Thursday, July 13, 2017

Cannonball Blitz for the Apple 2 driving me crazy

I remembered this old Apple 2 game called Cannonball Blitz and how impossible it was.



So why not try to fiddle with the mame debugger to get some extra lives. The game gives you a measly 3 lives.

./mame64 apple2e canbbltz -debug


It draws the number of lives in the upper left corner of the graphics screen, so let's set a watchpoint for address $2000.

wpset $2000,1,w

let it run and then do

history

and if you read the list of instructions you'll see a

lda $6f12



and if you open a memory window and change memory location $6f12 to something else, say $7F, you'll have 127 lives.

I tried $FF for 255 lives, but the code does a

9c01 dec $6f12
9c04 bmi $9c17

so anything larger than 127 seems to trigger the branch.

Setting up watchpoints on $6f12 with wpset $6f12,1,rw leads me to the code that initializes the number of lives:

868b lda #$02
868d sta $6f12






So let's just open up a memory window to 868b:



and change that 02 to a 7F:




So now at least I can keep trying to get past level 2... it only displays one character for the number of lives, so you'll only see the lower nibble of the number of lives.

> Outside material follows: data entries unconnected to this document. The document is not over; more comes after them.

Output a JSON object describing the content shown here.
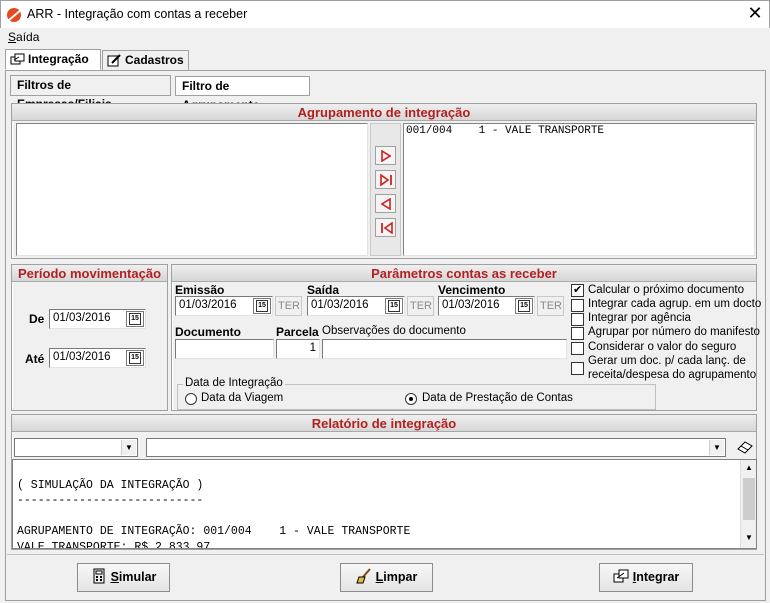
{
  "window": {
    "title": "ARR - Integração com contas a receber"
  },
  "menu": {
    "items": [
      {
        "label_prefix": "S",
        "label_rest": "aída"
      }
    ]
  },
  "tabs": [
    {
      "label": "Integração"
    },
    {
      "label": "Cadastros"
    }
  ],
  "subtabs": [
    {
      "label": "Filtros de Empresas/Filiais"
    },
    {
      "label": "Filtro de Agrupamento"
    }
  ],
  "agrupamento": {
    "header": "Agrupamento de integração",
    "left_items": [],
    "right_items": [
      "001/004    1 - VALE TRANSPORTE"
    ]
  },
  "periodo": {
    "header": "Período movimentação",
    "de_label": "De",
    "de_value": "01/03/2016",
    "ate_label": "Até",
    "ate_value": "01/03/2016"
  },
  "parametros": {
    "header": "Parâmetros contas as receber",
    "emissao_label": "Emissão",
    "emissao_value": "01/03/2016",
    "saida_label": "Saída",
    "saida_value": "01/03/2016",
    "vencimento_label": "Vencimento",
    "vencimento_value": "01/03/2016",
    "ter_label": "TER",
    "documento_label": "Documento",
    "documento_value": "",
    "parcela_label": "Parcela",
    "parcela_value": "1",
    "observacoes_label": "Observações do documento",
    "observacoes_value": "",
    "data_integracao_legend": "Data de Integração",
    "radio_viagem": "Data da Viagem",
    "radio_prestacao": "Data de Prestação de Contas",
    "checkboxes": [
      {
        "label": "Calcular o próximo documento",
        "checked": true
      },
      {
        "label": "Integrar cada agrup. em um docto",
        "checked": false
      },
      {
        "label": "Integrar por agência",
        "checked": false
      },
      {
        "label": "Agrupar por número do manifesto",
        "checked": false
      },
      {
        "label": "Considerar o valor do seguro",
        "checked": false
      },
      {
        "label_line1": "Gerar um doc. p/ cada lanç. de",
        "label_line2": "receita/despesa  do agrupamento",
        "checked": false
      }
    ]
  },
  "relatorio": {
    "header": "Relatório de integração",
    "combo1_value": "",
    "combo2_value": "",
    "lines": [
      "( SIMULAÇÃO DA INTEGRAÇÃO )",
      "---------------------------",
      "",
      "AGRUPAMENTO DE INTEGRAÇÃO: 001/004    1 - VALE TRANSPORTE",
      "VALE TRANSPORTE: R$ 2.833,97"
    ]
  },
  "buttons": {
    "simular": {
      "accel": "S",
      "rest": "imular"
    },
    "limpar": {
      "accel": "L",
      "rest": "impar"
    },
    "integrar": {
      "accel": "I",
      "rest": "ntegrar"
    }
  }
}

Hey! I finally beat level 2 for the first time ever!



On to level 3!




Finally finished level 3!

I had to use the save state feature of mame, LEFT SHIFT+F7 and then 1 to save state into position 1, F7 to load state.

I saved it right at this spot and must've loaded it about 50 times.



You have to pause and then run under at two spots.



Seriously hard...but finished that level.




More silly fun, let's find where the score is stored.



In the mame debugger, we'll use the f command

So I didn't know exactly how to use it, so I typed "help memory".



One nasty side effect is that reading the memory where the soft switches that control the screen display will put you into text mode, which is easily fixed by restoring the save state with F7 (you did save a state, didn't you?)

So first I tried converting 32760 into hexadecimal for $7ff8, but I couldn't find that in memory, so I decided it must be stored as BCD, for 03 27 60.



It stores it in 9153 and 9156, 9153 seems to be a temporary shadow, 9156 seems to be the "real score".

Setting to FFFFFF gives you this crazy score.